Entrevistados pela Sputnik Brasil acreditam que novo acordo da aliança militar pode causar revolta na Europa com o deslocamento de recursos para compra de armamentos, além de beneficiar, em um primeiro momento, a indústria dos Estados Unidos.
Os países da Organização do Tratado do Atlântico Norte (OTAN) decidiram, na última semana, que 5% do Produto Interno Bruto (PIB) das nações que compõem o grupo deverão ser destinados à defesa. Apenas a Espanha se negou a entregar tamanha fatia financeira para gastos militares, o que gerou revolta do presidente dos Estados Unidos, Donald Trump.

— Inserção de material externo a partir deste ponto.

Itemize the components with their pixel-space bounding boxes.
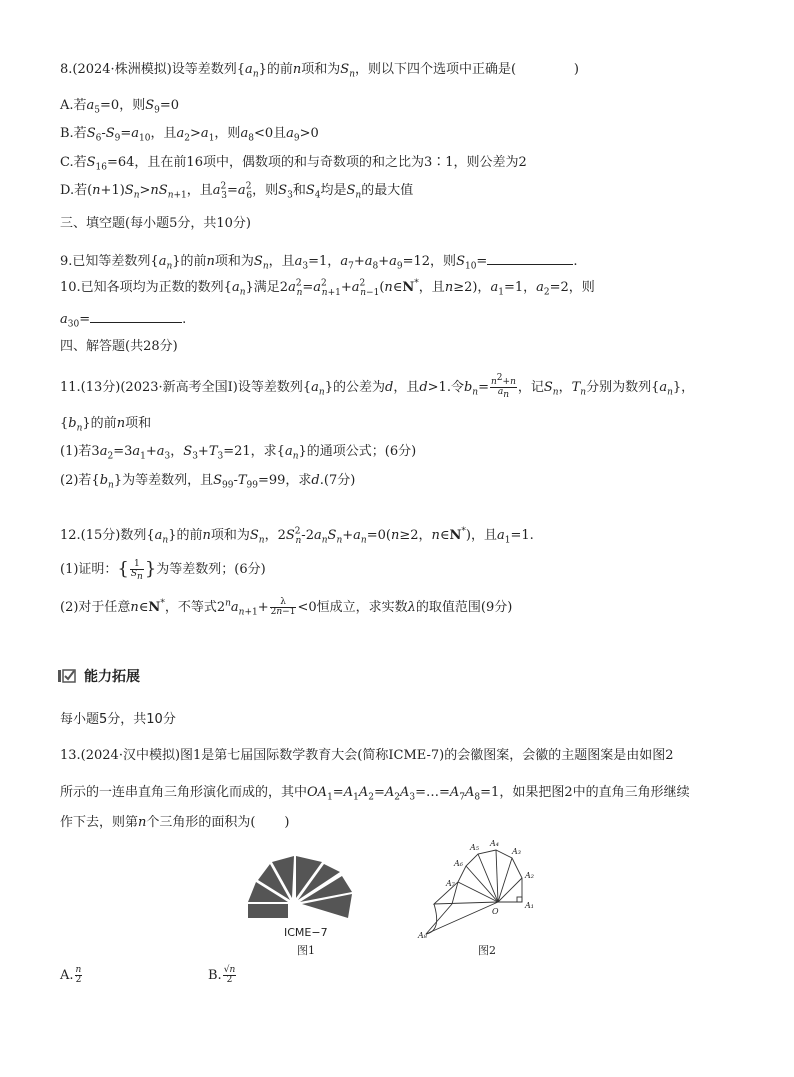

O mandatário norte-americano, por sua vez, declarou que possui um compromisso inabalável com a OTAN, por mais que tenha expressado, anteriormente, que não ajudaria os países da aliança em ataques caso estes não aumentassem os investimentos em defesa.
Em entrevista à Sputnik Brasil, Boris Zabolotsky, doutor em ciência política pela Universidade Federal do Rio Grande do Sul (UFRGS), declarou que tamanho aporte financeiro na indústria bélica será difícil de cumprir, levando a uma revolta social pelo desvio de verbas de outras áreas para gastos militares, o que pode culminar com o fim do projeto europeu.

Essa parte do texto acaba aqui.